Oh, so you want to collect your receivables?

Most companies are really good at their craft, providing their products/services to customers with excellence. Fewer companies are as good at selling their products/services, most managing to just get by. Even fewer companies are good at collecting receivables after the sales process is presumably complete. Collecting receivables is really a simple process, contrary to what some may think. I promised in my last blog that I would follow up on this subject, so here it is. The answer is really very simple. Please read on…

One of my favorite movies is A League of Their Own starring Geena Davis, Tom Hanks, and Madonna.

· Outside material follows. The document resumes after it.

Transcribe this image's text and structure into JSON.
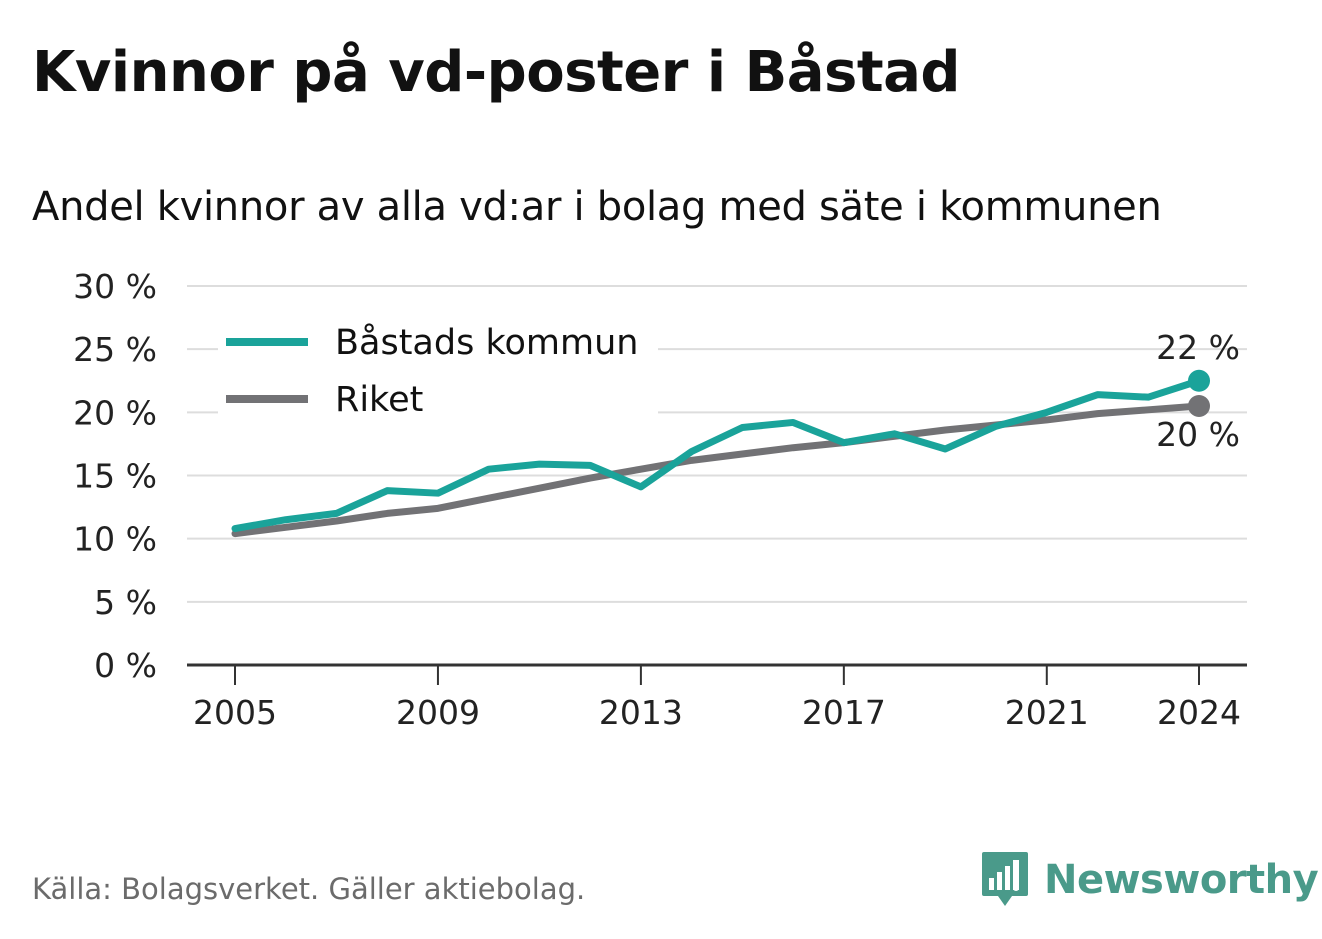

It is a fictionalized account of the All-American Girls Professional Baseball League during the World War II. In one scene, a young woman fails to throw to the cutoff from right field, allows the tying run to score, and is then chewed out by Tom Hanks, the grizzled coach. When she tears up, Hanks incredulously asserts, “There’s no crying in baseball!”

When it comes to accounts receivable, the analogy is: “There is no email in collections.” No email? That is your answer to better collections, Mr. B2B CFO? Yes, absolutely. Why? Because difficult conversations are never effectively handled by email. It is my firm belief that email is our way of avoiding difficult conversations. We know we should pick up the phone or pay a personal visit to work things out, but we send an email instead because we want to avoid confrontation at all cost. Email is easy, impersonal, and effectively avoids confrontation, but fails to expedite the receipt of a check, which is the goal.

Here’s how I see the collections, or should I say the non-collections process play out in far too many circumstances. The company makes a sale and sends out an invoice, then waits 30 days hoping to get a check. When that doesn’t happen, the company waits another 15 to 30 days, thinking that maybe the check really is in the mail. Then, a mail or email is sent to the customer to identify the past due amount, but either is so benign that it does not spur action on the part of the customer, or has so much venom that it comes across as rude or threatening. Does this sound at all familiar?

Managing receivables is as simple as picking up the telephone, as low-tech and pedestrian as that may seem. Below is a simple, yet surprisingly effective 5-step methodology for managing your accounts receivable and speeding up collections, mostly based on the intellectual property invented by Alexander Graham Bell in 1876.

  1.  Choose and onboard your customers/clients. Screen your customers via credit checking first before shipping any product or providing services. Let your competition have the deadbeats. For the desirable customers, have an onboarding process to tell the customer/client what your expectations are with respect to payment. Credit terms should be clearly communicated at that time, including terms, follow up, ramifications of late payment, etc. Set the ground rules early during this honeymoon period, and be prepared to follow up immediately when/if the rules are stretched or broken. If this sounds to you like effective dog training or parenting, you are on the right track.
  2. Accurate and timely invoices.  Be sure to prepare invoices timely and correctly, because if you don’t, customers will take advantage of your mistake by not paying or paying late, and feeling they have every justification for doing so.
  3. Get to know you customer’s staff. Your accounts receivable specialist should make a point to learn about the accounts payable specialist at your customer’s company, in a friendly, non-creepy way. Slowly learn about hobbies, family members, etc and be able to start conversations about those friendly, non-threatening topics. This will help when/if difficulties arise.
  4.  Confirmation of receipt and questions. Wait until the invoice has likely been received by the customer, then have the appropriate person (AR specialist or controller) call. The call should be goodwill building and friendly, as discussed in the bullet point above, but conclude the conversation with two questions – did they get the invoice, and do they have any questions? Make sure that the call is logged as to who was spoken to, time, etc. for the inevitable “we didn’t get the invoice” excuse yet to come (see below). Even QuickBooks has a spot for logging these calls.
  5. Pre-emptive collections calls. Two or three days before the due date, have the AR specialist or controller call again. Small talk is encouraged, but eventually ask if the check has been cut and/or sent. If they say they didn’t get the invoice or have questions, you can remind them of the date and time four weeks ago when you called and confirmed that the invoice was received and there were no questions. The customer quickly learns here that the standard payment avoidance routines will not work with your company. If a check is still not received, its time to get the sales staff involved (see my last blog).

I have helped clients implement these processes in the past and found them to be amazingly successful in speeding up collections and avoiding bad debts. The resulting improvement in collections turns out to be a mix of metaphors – “there is no crying in collections.”